Pier Lorenzo Puri, M.D., Ph.D.
Puri investigates the molecular mechanisms underlying the reprogramming of the genome during cell-lineage commitment. His work includes efforts to discover drugs that promote muscle regeneration to repair diseased muscles such as those found in muscular dystrophy.
Ranjan Perera, Ph.D.
Perera investigates the molecular mechanisms by which non-coding RNA might affect melanoma and prostate cancer in humans.

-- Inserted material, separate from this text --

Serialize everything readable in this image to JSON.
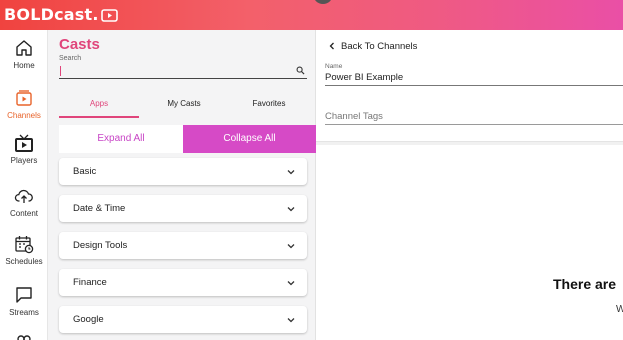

His genome-wide studies have found evidence of abnormal epigenetic processes that lead to abnormal gene expression, suggesting a need for novel therapeutics in these aggressive cancers.
Tariq Rana, Ph.D.
Rana’s laboratory develops and uses innovative approaches to understanding RNA regulation and development of disease. A key area of his research focuses on the epigenetic mechanisms and networks that regulate generation and differentiation of pluripotent stem cells.
Crystal Zhao, Ph.D.
Zhao’s research interest is in understanding the epigenetic regulation of gene expression by large noncoding RNAs in cancer and stem cells. Understanding epigenetic regulation may open windows to therapies that modulate disease-related epigenetic patterns to restore health.
Rui Zhou, Ph.D.
Zhou studies the molecular mechanism governing RNA interference (RNAi) and role of RNAi in anti-viral immunity. Factors associated with RNAi are involved with recruiting factors that modify chromatin—an epigenetic modification that commonly results in gene silencing.